Kompas.com - 01/02/2017, 09:05 WIB
Anda bisa menjadi kolumnis !
Kriteria (salah satu): akademisi, pekerja profesional atau praktisi di bidangnya, pengamat atau pemerhati isu-isu strategis, ahli/pakar di bidang tertentu, budayawan/seniman, aktivis organisasi nonpemerintah, tokoh masyarakat, pekerja di institusi pemerintah maupun swasta, mahasiswa S2 dan S3. Cara daftar baca di sini
EditorBestari Kumala Dewi

KOMPAS.com - Tulisan ini tak ada hubungannya dengan aksi lapor melapor yang belakangan gaduh terjadi. Tapi perkara ada pihak teraniaya bahkan jadi sasaran penistaan akibat informasi yang hanya setengah-setengah dicerna, bisa jadi.

Dunia kesehatan tak luput. Cara berpikir radikal tentang asupan pangan yang dianut sejak jaman penjajahan pun alih-alih menyehatkan rakyat, malah semakin terlihat seperti dimanfaatkan pihak yang mencari untung.

Sebutlah pihak yang sering ternista adalah sayur. Mulai dari disebut penyebab asam urat hingga wujud lalapannya diharamkan bagi yang ingin hamil atau sedang hamil.

Sayur segar dicurigai penuh pestisida, sementara hantaran kukis, bolu legit diterima dengan hangat tanpa curiga sebagai hantaran oleh-oleh atau perayaan hari besar.

Faktanya, dari daftar 10 bahan pangan tinggi purin sebagai biang keladi asam urat tidak ada satu pun sayur hijau disebut. Bahkan, havermut yang gencar dijadikan promosi makanan asing itu mengandung purin amat jauh lebih tinggi (94mg/1 ons havermut) ketimbang selada hijau (13mg/ 1 ons selada).

Selama berabad-abad bayam yang dilarang para dokter itu pun hanya mengandung 57mg purin/1 ons bayam, dibanding ikan tuna (257 mg purin/1 ons tuna).

Yang lebih miris lagi, tidak banyak dokter paham bahwa kandungan purin akan jauh melorot drastis pada sayur hijau, karena proses pemasakan. Jadi siapa bilang makan daun singkong rebus meningkatkan asam urat?

Barangkali yang perlu diwaspadai justru latar belakang hipertensi, diabetes dan kegemukan para penderitanya yang secara otomatis meningkatkan asam urat darah karena ginjal sudah bermasalah!

Larangan mengonsumsi sayur lalap pun santer terdengar di praktek dokter kandungan sudah sejak lama. Jika alasannya hanya karena risiko infeksi toksoplasma, maka larangan itu terdengar amat usang dan menggelikan.

Sayur lalap, mentah atau salads terkontaminasi toksoplasma karena masalah kebersihan. Higiene. Lalu, mengapa bukan isu kebersihan yang digarap melainkan sayurnya yang diharamkan?

Padahal, ibu-ibu hamil yang terkena toksoplasmosis banyak yang tidak suka sayur, tapi mereka mendapatkannya akibat jajan mi bakso dengan sambal, rujak, nasi uduk warungan, bahkan lauk siap saji yang dibeli sepulang kantor karena alasan praktis.

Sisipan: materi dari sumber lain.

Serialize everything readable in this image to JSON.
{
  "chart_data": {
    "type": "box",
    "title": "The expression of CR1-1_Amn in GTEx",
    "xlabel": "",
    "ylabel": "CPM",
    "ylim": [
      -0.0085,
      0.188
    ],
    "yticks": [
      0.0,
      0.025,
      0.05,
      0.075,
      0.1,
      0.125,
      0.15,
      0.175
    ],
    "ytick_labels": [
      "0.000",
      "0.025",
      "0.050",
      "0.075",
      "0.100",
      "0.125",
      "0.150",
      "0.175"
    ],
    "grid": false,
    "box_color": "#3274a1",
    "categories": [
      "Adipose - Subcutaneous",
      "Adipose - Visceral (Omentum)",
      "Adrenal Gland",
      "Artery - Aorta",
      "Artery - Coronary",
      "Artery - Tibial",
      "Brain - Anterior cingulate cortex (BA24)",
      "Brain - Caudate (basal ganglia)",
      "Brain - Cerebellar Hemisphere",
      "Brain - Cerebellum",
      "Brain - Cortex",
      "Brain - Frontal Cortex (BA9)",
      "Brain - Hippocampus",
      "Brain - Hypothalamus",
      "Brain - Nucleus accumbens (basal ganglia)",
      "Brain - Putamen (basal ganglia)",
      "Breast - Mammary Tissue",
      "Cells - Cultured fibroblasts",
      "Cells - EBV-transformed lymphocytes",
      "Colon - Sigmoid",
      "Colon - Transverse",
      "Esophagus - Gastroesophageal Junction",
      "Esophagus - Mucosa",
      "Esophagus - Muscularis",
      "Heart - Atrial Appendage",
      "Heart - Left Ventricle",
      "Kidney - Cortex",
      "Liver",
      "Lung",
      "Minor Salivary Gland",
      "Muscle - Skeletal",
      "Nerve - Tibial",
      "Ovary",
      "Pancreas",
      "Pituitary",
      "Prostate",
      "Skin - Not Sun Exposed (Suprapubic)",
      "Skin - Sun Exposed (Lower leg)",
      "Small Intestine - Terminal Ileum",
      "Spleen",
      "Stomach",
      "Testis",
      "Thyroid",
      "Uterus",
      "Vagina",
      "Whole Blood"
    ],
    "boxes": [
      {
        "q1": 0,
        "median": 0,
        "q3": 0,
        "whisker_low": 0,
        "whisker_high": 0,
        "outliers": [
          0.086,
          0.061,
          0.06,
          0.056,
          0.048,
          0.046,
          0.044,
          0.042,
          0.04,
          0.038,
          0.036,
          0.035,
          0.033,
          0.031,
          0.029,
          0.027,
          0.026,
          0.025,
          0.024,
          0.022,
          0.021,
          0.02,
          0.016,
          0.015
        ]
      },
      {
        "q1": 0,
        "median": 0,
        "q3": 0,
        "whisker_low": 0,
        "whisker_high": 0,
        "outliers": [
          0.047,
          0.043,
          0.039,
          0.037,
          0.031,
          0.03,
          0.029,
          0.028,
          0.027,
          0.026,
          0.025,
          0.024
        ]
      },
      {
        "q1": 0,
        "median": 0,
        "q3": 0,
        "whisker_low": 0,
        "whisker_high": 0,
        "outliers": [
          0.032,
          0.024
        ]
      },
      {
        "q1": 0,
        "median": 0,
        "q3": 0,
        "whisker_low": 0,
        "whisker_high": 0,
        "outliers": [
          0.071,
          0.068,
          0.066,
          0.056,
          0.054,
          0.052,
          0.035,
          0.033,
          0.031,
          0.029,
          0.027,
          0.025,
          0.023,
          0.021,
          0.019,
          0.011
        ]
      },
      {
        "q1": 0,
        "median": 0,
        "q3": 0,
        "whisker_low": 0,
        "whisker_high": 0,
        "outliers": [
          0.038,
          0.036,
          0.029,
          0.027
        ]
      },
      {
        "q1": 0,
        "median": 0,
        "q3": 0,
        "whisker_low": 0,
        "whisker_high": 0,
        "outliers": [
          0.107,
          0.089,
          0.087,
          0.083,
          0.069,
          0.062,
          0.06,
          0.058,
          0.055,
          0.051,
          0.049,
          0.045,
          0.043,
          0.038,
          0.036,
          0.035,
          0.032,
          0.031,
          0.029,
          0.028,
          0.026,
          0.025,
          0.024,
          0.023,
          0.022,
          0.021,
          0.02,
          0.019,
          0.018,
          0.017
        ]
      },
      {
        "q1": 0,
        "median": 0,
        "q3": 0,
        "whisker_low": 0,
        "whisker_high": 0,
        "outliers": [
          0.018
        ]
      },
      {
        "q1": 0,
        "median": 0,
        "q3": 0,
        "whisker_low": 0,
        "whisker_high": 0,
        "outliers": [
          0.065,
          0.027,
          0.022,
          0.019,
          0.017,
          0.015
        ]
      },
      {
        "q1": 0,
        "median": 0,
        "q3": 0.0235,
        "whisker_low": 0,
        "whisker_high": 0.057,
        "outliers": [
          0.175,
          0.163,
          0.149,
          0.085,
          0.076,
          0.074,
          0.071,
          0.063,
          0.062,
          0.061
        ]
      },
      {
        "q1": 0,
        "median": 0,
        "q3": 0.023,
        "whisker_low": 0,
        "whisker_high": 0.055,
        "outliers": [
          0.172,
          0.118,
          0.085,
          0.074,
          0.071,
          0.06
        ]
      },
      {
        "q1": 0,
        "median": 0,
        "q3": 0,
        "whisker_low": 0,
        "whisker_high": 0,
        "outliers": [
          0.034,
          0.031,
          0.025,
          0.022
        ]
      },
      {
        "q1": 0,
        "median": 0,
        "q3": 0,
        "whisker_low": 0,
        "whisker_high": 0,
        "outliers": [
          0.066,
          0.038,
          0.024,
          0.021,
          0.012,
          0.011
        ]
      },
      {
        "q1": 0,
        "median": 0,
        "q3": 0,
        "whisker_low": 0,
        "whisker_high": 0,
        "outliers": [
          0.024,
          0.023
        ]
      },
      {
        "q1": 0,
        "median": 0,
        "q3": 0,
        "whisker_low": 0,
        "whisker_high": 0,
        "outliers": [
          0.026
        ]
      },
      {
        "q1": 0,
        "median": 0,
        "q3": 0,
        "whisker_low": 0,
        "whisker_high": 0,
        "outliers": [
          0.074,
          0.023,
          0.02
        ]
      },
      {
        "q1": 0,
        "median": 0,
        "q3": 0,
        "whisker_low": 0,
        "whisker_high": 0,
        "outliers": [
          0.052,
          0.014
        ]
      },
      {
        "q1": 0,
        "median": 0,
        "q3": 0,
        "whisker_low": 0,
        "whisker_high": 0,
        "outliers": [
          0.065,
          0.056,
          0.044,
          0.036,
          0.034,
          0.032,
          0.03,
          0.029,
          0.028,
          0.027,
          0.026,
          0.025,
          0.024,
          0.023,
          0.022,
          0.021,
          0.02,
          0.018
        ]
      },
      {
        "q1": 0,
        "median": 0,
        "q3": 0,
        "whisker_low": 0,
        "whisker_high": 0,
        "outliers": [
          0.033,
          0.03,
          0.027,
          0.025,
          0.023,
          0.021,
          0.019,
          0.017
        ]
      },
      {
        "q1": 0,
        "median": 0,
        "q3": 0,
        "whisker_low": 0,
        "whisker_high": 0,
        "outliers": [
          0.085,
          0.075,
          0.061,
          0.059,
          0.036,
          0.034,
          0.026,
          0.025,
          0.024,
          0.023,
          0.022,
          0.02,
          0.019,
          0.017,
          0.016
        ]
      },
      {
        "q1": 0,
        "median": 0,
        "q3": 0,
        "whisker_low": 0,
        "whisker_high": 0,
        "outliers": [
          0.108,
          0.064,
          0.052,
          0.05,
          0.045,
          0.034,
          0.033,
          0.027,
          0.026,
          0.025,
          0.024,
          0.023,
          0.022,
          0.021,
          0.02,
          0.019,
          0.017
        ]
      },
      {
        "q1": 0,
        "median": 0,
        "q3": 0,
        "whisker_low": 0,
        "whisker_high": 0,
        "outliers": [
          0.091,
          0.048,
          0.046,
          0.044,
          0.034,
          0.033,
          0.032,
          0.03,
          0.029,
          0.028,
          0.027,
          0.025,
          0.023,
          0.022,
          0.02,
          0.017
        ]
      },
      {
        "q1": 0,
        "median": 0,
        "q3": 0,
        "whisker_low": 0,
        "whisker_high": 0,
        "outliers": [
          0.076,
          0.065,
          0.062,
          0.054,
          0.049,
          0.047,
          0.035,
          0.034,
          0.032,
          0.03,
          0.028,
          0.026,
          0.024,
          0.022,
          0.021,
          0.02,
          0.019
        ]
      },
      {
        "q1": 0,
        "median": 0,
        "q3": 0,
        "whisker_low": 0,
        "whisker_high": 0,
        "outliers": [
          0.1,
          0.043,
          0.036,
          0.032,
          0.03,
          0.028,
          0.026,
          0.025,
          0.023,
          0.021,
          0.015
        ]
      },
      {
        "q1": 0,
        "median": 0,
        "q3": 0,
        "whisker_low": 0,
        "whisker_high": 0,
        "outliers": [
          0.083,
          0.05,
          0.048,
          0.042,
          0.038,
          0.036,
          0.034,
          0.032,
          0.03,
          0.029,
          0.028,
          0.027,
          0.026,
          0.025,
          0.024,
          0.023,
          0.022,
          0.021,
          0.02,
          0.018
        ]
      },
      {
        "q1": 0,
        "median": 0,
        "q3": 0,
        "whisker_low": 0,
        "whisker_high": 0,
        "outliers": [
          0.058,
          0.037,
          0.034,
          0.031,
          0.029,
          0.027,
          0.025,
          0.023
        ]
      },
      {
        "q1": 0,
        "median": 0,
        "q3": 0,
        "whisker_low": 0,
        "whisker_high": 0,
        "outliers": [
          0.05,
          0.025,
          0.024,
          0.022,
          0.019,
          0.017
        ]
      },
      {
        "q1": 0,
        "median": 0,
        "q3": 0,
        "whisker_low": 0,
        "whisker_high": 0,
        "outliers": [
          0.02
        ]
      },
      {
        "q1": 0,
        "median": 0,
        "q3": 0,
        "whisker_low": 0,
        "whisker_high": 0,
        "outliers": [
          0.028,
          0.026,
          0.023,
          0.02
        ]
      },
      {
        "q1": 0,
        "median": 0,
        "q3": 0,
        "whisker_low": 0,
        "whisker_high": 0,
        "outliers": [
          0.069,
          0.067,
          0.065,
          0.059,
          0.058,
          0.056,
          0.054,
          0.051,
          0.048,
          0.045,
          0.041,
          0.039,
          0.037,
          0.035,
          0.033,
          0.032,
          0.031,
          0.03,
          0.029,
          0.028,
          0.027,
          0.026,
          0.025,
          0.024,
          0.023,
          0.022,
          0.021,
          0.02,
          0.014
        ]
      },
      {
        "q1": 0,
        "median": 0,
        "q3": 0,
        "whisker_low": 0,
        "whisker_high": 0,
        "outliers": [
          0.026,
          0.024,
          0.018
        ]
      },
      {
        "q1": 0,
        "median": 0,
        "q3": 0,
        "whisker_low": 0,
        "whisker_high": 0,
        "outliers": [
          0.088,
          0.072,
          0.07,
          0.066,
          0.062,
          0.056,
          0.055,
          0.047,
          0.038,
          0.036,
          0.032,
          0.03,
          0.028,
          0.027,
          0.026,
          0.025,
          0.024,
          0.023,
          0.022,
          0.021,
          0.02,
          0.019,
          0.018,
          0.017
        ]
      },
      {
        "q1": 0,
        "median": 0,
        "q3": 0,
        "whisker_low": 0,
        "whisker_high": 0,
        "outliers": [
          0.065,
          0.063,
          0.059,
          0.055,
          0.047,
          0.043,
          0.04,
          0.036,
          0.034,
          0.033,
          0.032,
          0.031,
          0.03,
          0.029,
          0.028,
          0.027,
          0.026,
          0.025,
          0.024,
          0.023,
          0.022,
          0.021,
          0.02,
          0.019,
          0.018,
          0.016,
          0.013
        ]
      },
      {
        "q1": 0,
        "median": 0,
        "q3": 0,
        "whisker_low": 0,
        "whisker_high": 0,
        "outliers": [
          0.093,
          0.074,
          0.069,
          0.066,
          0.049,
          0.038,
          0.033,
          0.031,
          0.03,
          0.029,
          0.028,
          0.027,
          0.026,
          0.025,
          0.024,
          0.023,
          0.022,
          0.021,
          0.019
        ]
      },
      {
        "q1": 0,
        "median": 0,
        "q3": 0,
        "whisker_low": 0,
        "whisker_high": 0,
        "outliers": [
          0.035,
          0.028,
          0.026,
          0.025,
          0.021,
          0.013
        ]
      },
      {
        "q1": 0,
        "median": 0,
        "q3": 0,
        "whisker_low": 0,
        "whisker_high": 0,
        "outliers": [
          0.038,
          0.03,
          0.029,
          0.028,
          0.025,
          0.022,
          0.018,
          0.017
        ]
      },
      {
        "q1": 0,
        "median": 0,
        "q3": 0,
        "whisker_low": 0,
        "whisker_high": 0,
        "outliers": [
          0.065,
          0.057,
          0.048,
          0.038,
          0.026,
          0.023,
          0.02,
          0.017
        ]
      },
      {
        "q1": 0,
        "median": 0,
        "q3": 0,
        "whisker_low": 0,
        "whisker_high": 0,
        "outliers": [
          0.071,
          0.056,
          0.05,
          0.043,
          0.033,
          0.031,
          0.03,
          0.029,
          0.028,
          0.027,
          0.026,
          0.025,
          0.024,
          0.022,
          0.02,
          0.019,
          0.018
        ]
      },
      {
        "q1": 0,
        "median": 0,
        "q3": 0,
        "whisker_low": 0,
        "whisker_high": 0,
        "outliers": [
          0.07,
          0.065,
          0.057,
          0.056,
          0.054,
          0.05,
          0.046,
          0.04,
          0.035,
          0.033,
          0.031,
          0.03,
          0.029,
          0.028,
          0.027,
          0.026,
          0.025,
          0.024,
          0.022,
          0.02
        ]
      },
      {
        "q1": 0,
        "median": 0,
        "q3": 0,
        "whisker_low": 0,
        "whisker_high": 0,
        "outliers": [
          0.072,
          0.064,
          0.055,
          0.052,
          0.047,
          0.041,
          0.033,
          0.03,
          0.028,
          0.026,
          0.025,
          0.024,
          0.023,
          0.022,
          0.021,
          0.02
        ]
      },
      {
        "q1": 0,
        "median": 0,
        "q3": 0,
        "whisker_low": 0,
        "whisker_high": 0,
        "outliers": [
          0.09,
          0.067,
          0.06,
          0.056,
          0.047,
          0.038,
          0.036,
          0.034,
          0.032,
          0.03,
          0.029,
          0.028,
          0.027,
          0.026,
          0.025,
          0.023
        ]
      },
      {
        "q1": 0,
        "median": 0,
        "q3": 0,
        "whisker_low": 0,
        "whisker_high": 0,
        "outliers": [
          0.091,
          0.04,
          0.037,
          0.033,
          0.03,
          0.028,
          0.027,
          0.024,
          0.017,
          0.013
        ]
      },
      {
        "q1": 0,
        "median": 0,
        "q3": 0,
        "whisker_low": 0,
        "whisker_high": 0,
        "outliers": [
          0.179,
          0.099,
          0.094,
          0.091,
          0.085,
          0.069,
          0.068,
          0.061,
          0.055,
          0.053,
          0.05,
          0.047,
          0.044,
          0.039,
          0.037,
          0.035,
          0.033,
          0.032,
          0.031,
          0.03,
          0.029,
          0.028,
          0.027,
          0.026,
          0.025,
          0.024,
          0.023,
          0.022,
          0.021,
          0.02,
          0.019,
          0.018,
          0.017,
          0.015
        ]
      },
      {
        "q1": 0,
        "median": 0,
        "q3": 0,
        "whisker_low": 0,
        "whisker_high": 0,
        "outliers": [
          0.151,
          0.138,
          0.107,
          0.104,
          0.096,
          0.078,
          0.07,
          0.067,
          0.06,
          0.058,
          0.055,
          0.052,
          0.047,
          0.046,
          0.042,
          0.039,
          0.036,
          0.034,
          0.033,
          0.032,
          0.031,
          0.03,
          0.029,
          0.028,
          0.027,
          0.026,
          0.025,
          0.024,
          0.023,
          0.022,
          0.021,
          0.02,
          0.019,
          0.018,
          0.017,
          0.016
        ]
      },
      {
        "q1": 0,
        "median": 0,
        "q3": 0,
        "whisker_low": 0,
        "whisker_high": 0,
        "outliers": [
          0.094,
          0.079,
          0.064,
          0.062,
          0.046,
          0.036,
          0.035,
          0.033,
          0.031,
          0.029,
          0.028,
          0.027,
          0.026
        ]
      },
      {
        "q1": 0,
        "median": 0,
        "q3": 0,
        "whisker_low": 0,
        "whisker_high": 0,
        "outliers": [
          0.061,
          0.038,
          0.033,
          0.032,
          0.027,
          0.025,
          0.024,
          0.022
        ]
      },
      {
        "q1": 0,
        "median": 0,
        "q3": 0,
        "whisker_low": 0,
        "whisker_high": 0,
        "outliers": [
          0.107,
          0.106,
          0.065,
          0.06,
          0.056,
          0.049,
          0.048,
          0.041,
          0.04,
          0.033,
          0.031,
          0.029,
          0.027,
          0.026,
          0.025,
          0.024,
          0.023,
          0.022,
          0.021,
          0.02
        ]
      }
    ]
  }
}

Menghina sekali jika diandaikan ibu-ibu hamil tidak mempan diajari soal kebersihan. Atau dokternya yang gagal paham dan malas mengedukasi?

Faktanya, menambahkan banyak sayur segar dengan berbagai jenis antioksidan penuh yang belum terkikis akibat pemasakan, ternyata lebih banyak manfaat daripada mudharatnya.

Bukan hanya menambah energi, tapi kecukupan vitamin dan mineral dalam bentuk aslinya akan sangat berguna bagi tubuh ketimbang ibu dicekoki bermacam-macam pil yang tidak pernah ada di alam.

 

Salah satu blunder yang tak kalah terkenalnya tentu juga urusan kolesterol. Lebih ramai lagi kekacauannya, karena perdagangan obat hingga jamu penurun kolesterol dengan iklan bombastis kian menggila tanpa kontrol.

Semuanya menistakan makanan. Padahal, begitu banyak penelitian terakhir membuktikan bahwa 80% kolesterol manusia dibuat oleh tubuhnya sendiri. Bukan dari makanan.

Hal ini amat cocok, sebab sebagian besar pasien dengan kolesterol tinggi bersumpah tidak pernah menyentuh makanan-makanan yang ‘dihujat’ seperti jerohan, seafood, hingga gorengan. Tapi angka kolesterolnya tetap bertengger di batas atas, akibat stres berkepanjangan dan otak membutuhkan kolesterol agar tetap waras – sehingga tubuh pun aktif membuatnya.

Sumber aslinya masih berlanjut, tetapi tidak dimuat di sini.